4. Phosphetidyl Serine/Holy Basil. These work in a slightly different way to help anxiety. They carry out the same function of basically lowering your levels of cortisol which may have reached toxic levels if you have been anxious for a period of time. Cortisol can have a nasty impact on your mood and mental health in general. It has gained press due to weigh loss products since it directly targets the “executive stomach” that middle aged executives tend to get in response to stress, i.e., when we are stressed, cortisol encourages a particular stomach weight gain. But we aren’t interested in these properties, we are more interested in its benefits for anxiety in general. Most cognition focused mixed supplements now include PS. Some yoga retreats insist that their stressed attendees take Holy Basil for at least two weeks prior to the retreat since they say that it brings balance back to your focus and attention.
5. Passiflora. A nice, traditional and time tested antidote to anxiety without drowsiness. It does seem to work for most people. Available as NatraCalm in Boots.
6. Nootropics. Also known as Smart Drugs. This is really state of the art stuff!! An area which is very new in nutritional terms but seems very promising as an alternative to SSRI’s. They are difficult to obtain here in the US so I imagine they are near impossible to find in the UK. Nevertheless, have a look at the research. I have tried Centrophenoxine and Picamillon since I prefer to be a guinea pig, rather than my clients. I have to say that I did feel more alert and focused but then again, as a subject, I don’t tend to be as anxious or depressed (these days) as my poor clients who may feel an altogether more dramatic response. It’s a very interesting area for the future however. Some online suppliers do seem to ship to the UK.

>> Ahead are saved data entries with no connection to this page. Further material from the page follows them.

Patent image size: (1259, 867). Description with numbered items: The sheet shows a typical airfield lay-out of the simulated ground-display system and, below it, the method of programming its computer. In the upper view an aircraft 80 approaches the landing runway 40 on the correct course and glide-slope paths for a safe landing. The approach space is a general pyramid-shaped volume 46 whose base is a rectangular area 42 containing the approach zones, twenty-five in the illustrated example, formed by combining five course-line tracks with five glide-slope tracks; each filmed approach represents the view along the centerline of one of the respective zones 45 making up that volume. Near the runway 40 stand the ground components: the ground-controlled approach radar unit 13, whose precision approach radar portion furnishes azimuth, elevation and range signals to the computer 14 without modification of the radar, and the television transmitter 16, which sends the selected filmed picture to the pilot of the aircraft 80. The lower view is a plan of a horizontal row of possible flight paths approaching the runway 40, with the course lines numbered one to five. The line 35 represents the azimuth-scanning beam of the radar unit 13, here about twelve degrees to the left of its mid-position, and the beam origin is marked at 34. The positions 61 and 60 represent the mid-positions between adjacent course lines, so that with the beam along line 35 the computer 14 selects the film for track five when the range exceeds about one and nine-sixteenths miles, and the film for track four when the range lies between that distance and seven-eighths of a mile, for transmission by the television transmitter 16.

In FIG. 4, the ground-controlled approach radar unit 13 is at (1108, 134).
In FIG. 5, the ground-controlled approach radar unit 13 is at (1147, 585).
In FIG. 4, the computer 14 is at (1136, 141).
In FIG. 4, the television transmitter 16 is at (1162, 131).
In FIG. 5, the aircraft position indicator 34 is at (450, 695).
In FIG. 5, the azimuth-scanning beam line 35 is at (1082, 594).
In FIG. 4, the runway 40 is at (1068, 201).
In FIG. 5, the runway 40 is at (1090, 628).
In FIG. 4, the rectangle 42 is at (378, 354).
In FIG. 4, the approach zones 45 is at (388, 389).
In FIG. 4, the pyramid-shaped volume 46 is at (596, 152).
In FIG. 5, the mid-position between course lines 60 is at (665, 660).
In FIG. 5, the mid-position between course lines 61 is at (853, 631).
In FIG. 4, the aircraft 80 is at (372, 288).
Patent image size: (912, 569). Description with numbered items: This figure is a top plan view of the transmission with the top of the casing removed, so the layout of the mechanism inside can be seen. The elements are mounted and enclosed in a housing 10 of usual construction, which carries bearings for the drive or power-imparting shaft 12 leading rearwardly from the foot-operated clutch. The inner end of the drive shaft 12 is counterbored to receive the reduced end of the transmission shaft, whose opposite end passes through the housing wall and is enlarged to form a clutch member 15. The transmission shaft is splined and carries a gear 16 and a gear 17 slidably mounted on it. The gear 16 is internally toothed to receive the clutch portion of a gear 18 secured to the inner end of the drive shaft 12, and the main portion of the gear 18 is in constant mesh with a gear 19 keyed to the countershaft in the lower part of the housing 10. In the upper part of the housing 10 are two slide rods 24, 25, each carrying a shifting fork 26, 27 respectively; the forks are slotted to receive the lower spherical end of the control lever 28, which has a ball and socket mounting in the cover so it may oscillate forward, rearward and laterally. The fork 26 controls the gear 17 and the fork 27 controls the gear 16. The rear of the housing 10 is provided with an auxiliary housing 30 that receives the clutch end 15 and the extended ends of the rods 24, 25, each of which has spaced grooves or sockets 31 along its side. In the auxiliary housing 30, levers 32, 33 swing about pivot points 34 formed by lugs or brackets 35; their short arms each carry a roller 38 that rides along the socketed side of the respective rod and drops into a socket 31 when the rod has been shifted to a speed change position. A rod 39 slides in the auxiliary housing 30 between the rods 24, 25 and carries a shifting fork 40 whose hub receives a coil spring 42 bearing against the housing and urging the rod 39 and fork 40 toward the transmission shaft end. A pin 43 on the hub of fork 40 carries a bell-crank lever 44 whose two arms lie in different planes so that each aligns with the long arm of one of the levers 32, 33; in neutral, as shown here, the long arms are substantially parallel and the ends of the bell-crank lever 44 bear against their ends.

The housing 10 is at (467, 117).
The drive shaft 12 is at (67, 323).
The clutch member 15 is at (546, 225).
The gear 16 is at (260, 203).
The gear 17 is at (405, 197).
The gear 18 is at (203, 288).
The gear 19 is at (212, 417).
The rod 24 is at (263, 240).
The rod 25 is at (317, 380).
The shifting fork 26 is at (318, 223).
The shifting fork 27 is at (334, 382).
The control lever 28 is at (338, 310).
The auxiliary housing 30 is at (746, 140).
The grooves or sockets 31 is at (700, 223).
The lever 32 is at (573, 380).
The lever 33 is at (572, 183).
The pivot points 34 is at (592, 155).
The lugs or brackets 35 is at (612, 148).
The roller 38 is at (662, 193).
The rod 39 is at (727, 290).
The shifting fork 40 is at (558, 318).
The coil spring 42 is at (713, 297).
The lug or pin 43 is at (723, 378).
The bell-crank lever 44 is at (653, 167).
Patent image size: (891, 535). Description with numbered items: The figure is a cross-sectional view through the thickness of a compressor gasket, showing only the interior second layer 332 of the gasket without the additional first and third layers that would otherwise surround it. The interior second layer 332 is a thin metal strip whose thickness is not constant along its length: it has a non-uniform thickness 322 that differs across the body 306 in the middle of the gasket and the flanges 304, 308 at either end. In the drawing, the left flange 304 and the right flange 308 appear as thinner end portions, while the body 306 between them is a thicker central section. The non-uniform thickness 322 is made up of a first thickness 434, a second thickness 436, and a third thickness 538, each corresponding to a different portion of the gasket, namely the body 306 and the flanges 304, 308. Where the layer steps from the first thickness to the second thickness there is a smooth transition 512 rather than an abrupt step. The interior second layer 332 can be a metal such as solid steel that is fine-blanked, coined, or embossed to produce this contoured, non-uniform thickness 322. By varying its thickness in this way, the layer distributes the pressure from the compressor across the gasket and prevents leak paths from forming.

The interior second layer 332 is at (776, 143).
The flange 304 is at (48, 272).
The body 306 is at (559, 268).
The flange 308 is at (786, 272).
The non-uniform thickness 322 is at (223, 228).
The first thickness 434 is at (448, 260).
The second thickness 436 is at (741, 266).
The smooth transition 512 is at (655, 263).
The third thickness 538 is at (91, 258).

7. Minerals. Don’t also discount the role of minerals in mental health. Magnesium is often cited as important, as is iron and selenium. There is a good article regarding minerals and other supplements here.
On a final note, I had a conversation with a carer who was concerned about the inability their OCD family member to digest food right now given high levels of anxiety. We came to the conclusion that a morning smoothie might be the answer. It is a great option and can take care of the day’s nutritional needs in one delicious serving which is easy to digest and palatable. I suggested a base of cold or iced soya milk or low fat diary milk with berries, preferably blueberries, but raspberries and strawberries work well too (frozen or fresh). Then add a tablespoon of flax oil or some freshly ground flax seeds (or Chia seeds) and either walnuts or almonds for brain benefits. I’m imagining that any of the above supplements could be added without problems.
Good luck and any comments or suggestions are greatly appreciated.